Comunicado 19/02/2018

A CBAt divulgou no dia 15 de fevereiro a Nota Oficial nº 0019/2018 dispondo sobre os critérios de convocação de atletas integrantes das Seleções Brasileiras - 2018. A ADAB informa a comunidade do atletismo que esse tema é de grande interesse e relevância, razão pela qual realizamos em setembro de 2017 um "FALANDO DE ATLETISMO" com o tema "Critérios de convocação das delegações brasileiras". Esse evento contou com a participação de 33 de treinadores, o vídeo com a íntegra da reunião foi disponibilizado formalmente ao Presidente da CBAt, também foi protocolado ofício que segue aqui publicado.

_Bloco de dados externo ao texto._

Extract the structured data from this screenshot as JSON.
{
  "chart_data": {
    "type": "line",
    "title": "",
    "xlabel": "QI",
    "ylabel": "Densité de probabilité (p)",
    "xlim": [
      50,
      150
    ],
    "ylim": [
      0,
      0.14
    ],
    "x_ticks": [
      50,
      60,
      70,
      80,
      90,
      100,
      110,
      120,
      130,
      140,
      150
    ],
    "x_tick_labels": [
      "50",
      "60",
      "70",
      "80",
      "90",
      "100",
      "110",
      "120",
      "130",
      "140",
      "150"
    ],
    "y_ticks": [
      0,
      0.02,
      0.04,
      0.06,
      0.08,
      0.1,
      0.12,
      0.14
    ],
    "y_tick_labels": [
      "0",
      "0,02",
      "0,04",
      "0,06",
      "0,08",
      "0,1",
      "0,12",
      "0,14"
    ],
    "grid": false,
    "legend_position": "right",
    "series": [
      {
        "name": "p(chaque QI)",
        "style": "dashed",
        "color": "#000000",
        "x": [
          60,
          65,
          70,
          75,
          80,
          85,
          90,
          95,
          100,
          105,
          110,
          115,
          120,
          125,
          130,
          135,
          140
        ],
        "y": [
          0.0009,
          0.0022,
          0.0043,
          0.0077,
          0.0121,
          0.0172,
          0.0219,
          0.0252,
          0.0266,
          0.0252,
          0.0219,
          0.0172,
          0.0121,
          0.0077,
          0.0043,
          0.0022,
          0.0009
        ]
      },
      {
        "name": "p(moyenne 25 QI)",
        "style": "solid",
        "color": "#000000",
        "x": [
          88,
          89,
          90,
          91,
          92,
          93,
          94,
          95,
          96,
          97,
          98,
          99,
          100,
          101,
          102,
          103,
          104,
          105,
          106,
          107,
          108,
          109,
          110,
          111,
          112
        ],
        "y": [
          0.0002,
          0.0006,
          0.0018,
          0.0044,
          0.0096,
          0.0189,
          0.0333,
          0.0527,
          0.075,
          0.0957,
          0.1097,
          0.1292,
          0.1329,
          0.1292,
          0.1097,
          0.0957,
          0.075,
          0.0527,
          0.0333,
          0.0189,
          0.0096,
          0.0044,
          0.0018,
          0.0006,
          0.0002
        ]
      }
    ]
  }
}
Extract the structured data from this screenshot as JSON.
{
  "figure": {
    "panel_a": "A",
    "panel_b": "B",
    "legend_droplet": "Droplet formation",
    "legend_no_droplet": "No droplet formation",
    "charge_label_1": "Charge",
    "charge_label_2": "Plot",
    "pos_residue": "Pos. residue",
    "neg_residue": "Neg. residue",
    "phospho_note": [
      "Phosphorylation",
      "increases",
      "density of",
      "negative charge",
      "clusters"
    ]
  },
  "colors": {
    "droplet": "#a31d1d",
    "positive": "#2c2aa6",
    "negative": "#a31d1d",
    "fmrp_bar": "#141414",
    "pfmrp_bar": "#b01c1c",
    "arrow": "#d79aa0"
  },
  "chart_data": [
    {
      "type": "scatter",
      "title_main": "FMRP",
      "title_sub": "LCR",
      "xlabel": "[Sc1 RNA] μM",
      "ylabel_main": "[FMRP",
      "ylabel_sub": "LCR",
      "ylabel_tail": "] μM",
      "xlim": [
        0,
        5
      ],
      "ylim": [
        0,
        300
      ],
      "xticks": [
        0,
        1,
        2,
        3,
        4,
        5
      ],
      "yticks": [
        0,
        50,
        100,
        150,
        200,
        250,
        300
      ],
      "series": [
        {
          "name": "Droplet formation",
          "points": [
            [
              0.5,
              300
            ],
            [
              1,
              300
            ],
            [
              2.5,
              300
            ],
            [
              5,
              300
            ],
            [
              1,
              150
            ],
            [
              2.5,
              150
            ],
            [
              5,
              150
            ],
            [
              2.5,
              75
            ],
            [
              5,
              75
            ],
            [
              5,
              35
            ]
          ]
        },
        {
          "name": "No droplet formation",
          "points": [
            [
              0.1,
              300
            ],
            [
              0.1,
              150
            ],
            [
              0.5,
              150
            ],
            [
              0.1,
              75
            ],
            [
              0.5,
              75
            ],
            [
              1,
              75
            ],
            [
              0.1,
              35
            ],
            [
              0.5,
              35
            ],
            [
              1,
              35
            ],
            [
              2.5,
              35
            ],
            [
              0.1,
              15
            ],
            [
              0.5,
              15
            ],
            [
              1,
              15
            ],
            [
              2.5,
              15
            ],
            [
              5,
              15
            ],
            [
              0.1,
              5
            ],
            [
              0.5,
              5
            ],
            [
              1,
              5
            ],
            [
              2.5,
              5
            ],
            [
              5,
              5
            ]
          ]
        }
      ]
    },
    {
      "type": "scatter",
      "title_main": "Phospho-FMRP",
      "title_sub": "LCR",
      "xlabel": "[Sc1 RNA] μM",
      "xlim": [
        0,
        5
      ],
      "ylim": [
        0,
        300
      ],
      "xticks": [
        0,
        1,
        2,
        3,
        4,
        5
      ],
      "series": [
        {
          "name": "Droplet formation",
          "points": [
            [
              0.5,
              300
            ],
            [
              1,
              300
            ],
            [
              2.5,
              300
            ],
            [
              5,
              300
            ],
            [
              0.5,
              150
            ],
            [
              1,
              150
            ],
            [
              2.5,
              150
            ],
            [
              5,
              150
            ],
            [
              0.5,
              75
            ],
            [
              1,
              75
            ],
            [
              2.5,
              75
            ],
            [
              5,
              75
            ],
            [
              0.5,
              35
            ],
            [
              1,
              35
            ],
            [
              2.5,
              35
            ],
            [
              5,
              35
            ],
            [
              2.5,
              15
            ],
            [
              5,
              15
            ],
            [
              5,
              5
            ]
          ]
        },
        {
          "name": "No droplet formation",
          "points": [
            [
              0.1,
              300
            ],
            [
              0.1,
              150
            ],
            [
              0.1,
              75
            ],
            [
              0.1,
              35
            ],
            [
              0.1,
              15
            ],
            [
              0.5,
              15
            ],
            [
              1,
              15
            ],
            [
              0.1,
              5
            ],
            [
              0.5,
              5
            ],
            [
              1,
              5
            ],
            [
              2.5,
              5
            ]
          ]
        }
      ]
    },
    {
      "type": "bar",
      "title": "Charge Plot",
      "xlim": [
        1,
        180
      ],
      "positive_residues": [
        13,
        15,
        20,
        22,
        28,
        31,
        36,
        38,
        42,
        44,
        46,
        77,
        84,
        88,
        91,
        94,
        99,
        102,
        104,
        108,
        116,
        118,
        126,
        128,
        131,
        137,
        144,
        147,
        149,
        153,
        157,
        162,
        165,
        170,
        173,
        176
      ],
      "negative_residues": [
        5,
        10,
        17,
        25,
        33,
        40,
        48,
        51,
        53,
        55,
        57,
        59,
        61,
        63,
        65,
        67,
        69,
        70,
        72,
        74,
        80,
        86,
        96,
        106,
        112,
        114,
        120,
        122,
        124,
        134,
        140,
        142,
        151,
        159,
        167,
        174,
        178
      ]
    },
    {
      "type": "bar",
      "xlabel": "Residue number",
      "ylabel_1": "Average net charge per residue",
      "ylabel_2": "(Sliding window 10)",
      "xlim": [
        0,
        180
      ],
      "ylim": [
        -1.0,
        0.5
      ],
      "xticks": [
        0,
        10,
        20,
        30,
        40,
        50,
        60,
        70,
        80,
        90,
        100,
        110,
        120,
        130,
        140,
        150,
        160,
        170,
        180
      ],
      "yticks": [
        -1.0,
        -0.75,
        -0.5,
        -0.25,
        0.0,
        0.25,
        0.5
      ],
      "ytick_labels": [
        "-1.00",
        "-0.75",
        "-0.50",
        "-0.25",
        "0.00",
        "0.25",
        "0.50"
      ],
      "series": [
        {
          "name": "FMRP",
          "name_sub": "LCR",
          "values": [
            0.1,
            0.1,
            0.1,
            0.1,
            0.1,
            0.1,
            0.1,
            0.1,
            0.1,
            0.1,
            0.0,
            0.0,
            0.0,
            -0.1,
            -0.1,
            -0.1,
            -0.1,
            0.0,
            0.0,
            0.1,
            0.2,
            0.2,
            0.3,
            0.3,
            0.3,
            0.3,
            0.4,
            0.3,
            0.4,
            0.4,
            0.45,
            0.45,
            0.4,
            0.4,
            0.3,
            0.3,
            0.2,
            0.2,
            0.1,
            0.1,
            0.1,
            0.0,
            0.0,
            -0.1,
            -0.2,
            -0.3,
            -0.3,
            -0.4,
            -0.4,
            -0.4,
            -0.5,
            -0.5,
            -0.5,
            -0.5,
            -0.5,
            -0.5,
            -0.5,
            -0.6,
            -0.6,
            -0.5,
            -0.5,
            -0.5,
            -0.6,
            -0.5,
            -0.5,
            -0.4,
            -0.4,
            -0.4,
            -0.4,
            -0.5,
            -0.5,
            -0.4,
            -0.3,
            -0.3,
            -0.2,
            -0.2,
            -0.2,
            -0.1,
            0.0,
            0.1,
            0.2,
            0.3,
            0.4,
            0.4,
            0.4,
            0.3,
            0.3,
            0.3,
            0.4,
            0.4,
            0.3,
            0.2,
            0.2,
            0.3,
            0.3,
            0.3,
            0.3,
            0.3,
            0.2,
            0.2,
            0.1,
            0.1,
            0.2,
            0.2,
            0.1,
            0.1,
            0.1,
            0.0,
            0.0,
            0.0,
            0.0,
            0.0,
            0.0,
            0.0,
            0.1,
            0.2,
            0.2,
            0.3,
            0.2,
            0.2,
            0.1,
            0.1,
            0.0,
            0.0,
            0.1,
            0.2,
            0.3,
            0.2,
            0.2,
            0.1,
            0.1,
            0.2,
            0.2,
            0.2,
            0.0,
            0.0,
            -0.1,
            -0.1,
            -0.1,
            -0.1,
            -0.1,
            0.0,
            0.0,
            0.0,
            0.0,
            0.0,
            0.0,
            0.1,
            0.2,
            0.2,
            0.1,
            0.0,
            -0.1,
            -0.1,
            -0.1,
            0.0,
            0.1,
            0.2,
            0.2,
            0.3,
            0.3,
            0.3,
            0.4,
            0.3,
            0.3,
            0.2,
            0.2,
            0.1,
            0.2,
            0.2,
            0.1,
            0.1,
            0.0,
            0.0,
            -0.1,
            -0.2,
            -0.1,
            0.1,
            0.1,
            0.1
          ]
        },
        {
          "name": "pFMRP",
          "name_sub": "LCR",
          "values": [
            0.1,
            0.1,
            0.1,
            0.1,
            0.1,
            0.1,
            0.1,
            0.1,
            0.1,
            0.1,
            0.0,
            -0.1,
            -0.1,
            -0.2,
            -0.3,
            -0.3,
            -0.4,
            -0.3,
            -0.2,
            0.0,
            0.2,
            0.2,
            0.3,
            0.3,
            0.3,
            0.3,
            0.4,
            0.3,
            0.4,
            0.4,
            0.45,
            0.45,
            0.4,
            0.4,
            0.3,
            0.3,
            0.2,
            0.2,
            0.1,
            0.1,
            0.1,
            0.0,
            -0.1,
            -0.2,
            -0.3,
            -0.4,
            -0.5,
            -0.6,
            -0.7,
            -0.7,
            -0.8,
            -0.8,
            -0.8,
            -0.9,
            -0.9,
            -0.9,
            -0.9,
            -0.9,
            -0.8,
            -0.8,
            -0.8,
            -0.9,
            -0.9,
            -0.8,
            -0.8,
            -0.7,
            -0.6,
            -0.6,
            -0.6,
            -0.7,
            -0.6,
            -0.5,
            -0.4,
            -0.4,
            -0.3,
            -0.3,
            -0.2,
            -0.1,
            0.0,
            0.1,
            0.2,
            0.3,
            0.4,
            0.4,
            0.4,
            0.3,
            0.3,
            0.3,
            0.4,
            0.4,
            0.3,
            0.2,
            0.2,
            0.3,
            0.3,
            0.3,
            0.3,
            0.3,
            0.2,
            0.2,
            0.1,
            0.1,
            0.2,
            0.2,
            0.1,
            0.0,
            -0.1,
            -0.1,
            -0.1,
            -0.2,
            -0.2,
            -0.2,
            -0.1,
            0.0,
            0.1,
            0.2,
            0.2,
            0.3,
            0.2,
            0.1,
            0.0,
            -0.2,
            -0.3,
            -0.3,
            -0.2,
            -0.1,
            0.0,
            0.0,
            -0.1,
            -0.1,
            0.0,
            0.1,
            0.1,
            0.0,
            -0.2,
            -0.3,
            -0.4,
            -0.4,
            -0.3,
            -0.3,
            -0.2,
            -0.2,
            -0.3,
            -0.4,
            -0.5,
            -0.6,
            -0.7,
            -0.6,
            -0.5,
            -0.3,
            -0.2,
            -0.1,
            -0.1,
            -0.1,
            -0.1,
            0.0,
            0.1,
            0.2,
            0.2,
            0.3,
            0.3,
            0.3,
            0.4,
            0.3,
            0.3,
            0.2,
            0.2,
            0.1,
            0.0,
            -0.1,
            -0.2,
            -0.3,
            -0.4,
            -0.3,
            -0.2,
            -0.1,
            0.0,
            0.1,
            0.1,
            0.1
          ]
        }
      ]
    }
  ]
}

Em nosso evento os critérios atuais foram questionados com muita eloquência, sendo praticamente unanimidade a vontade de mudanças nos critérios que nortearam as convocações das delegações do atletismo brasileiro no ano de 2017 em todas as categorias, incluindo também os sulamericanos de cross country, sugerindo-se igualmente, maior atenção às
competições de cross country por parte dessa Confederação. Foi unânime o descontentamento com o fato de não se convocar todos os segundos colocados para participação nos campeonatos sulamericanos de atletismo de todas as categorias. Argumentou-se o fato de que os atletas não participantes, perderam a oportunidade de uma bolsa internacional do Ministério do Esporte, já que a confederação é a responsável pela indicação das competições e também das
convocações. Especulou-se inclusive a possibilidade desse fato causar a desistência de muitos atletas, pois a bolsa impactaria positivamente a permanência na modalidade, principalmente nas categorias sub18 e sub20.
As principais reinvindicações fazem referência a participação ampla nos campeonatos sulamericanos, conforme aconteceu até o ano 2015, sobretudo nas categorias sub18, sub20 e até sub23. Também referenda-se que os índices para as competições de maior importância como campeonatos panamericanos e mundiais sub20, obedeçam aos critérios praticados pelas respectivas entidades de organização, seguindo seus respectivos índices. Com relação a categoria adulto, muito se falou principalmente em relação aos critérios que foram acrescidos à obtenção dos índices. Todos entendem ser contraproducente estipular uma posição no ranking mundial. Muitos treinadores sentem-se criticados quanto ao nível de conhecimento sobre planejamento e periodização do treinamento, entretanto, quando se fixa uma posição no ranking, casos como o da velocista Geisa Coutinho, poderão ser recorrentes, e ainda; muitos dos atletas poderão chegar fora de forma na grande competição(Jogos Panamericanos, Campeonatos Mundiais e Jogos Olímpicos), pois o mesmo tem que permanecer competindo até a data limite para não ficar fora dos 40 primeiros colocados, conforme foi realizado nesse ano. Sugerimos que poderia inclusive ser criado um índice AA, essa marca seria mais forte do que o divulgado pela IAAF, mas não teria vínculo com a posição no ranking mundial e ou olímpico.
Por fim, solicitamos também, uma redação mais simples e clara quanto a convocação, especialmente nas provas de revezamento, pois deixam muitas brechas para dupla interpretação e acabam gerando críticas e desavenças entre atletas e treinadores. Infelizmente nosso pedido não foi atendido.